15 Object+Detection+
15 Object+Detection+
15 Object+Detection+
Abstract. A system for persons who are blind or visually impaired that runs on Android. For users who
are visually impaired, it offers object detection in the close vicinity. This technique aids those who are blind in
recognising everyday objects such as a chair, table, phone, etc. in their environment. This system helps the
blind person buy at the supermarket by using an RGB colour camera to capture images of the immediate area
and deep learning to recognise the type and placement of objects in front of the blind person. This method
builds two sets of picture databases with a combined total of nine categories, each with an object detection
system based on an SSD network as well as an object classification system based on a MobileNets network, to
train a neural network. In order to install an object categorization network on an Android phone, this system is
constructed of an Android - TensorFlow interface. The Android terminal now has a voice announcement
feature that notifies the blind person in real time when an object is recognised. For persons with vision
impairments, this system has been shown to be more effective.
Keyword : Blind, Deep Learning, Object Detection, Object Classification, Convolutional Neural Network
1. Introduction
The field of computer vision has always been an active area of research, and in this paper, we have a device
integrated with its application (object detection) and running in real-time. Due to the limited processing power
of the project equipment, we need a lightweight object detection model for real-time detection. Available light
models are TinyYOLO and SSD MobileNet. In this paper, we use SSD MobileNet. Research background and
significance. This topic is a subdivision of the big topic of blind visual aids, aiming to use deep learning-based.

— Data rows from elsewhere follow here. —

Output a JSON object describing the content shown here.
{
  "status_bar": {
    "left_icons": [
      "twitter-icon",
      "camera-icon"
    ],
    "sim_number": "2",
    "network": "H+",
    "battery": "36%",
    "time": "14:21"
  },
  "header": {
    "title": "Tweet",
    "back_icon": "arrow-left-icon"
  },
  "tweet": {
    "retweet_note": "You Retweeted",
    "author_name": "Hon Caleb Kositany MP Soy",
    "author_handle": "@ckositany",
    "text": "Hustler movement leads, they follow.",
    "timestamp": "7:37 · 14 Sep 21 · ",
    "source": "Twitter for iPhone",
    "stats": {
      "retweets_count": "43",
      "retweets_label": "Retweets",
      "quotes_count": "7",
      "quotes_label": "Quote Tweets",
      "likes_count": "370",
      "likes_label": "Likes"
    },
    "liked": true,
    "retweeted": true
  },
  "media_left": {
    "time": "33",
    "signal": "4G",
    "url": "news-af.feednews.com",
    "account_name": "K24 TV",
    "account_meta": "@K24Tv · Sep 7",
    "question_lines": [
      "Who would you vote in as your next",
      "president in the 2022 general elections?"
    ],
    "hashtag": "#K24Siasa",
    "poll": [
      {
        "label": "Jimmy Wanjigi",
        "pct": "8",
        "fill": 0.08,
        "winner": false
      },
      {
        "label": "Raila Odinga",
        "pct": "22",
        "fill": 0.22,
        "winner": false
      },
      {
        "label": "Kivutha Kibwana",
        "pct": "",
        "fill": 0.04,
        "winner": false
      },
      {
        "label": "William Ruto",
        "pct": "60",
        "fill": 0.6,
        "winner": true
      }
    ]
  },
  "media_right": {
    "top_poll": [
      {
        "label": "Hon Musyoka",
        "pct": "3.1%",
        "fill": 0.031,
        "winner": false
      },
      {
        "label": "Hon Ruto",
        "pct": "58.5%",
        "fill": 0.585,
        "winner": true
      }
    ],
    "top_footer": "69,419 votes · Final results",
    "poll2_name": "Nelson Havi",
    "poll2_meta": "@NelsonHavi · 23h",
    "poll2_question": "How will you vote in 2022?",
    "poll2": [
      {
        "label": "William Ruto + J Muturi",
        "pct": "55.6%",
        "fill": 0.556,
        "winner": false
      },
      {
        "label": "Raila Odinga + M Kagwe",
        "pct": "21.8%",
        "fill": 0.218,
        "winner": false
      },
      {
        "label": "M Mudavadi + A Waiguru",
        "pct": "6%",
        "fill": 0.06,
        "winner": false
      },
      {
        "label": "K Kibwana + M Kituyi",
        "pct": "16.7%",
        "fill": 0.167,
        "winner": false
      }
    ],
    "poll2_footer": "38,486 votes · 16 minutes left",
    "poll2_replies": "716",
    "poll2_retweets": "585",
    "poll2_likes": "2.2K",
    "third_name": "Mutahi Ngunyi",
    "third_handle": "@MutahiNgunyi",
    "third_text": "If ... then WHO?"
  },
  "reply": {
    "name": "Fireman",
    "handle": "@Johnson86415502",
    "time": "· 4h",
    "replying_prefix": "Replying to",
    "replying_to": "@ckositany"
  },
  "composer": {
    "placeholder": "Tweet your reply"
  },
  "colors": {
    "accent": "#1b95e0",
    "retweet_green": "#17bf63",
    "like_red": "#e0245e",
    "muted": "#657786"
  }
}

The related network and algorithm in the field of object detection are used to detect objects in their daily life,
and the detection results are Feedback to blind people to help blind people improve their day-to-day life.
According to statistics on people with visual impairment and blindness released by the World Health
Organization in October 2017 Look, about 253 million people worldwide are currently visually impaired. 36
million of them are blind, 2.17 million people have moderate to severe visual impairment. The number of blind
people is huge. Vision, hearing, touch, and smell constitute the most important perception systems of human
beings. vision is human experience and the primary source of knowledge. The impact of picture information on
human perception is far greater than that of other media information. Therefore, to solve the visual impairment
of the visually impaired the issue of access to information became a pressing need. One of the burgeoning areas
of current deep learning research is computer vision, and object detection in computer vision is a crucial area of
the digital world. Images have evolved into an essential information medium, and enormous volumes of image
data are being created every second. Accurately identifying things in photos is also becoming more and more
crucial as a result of this [1]. It is the object classification's job to evaluate the input. Output a series of labels
with scores indicating the category of interest and the possibility of an object appearing in the input image to
determine whether there are objects of the specified category in the image [2]. The object's location and field of
view, its centre or closed boundary, its output object's bounding box, etc. The most popular option is the
bounding box for the shape [3]. Its purpose is to help blind people obtain the classification information of
images in a specific environment and process them. android application cameras can obtain environmental
information, and identify the type of objects, such as computers, bags, toothbrushes, and other daily necessities.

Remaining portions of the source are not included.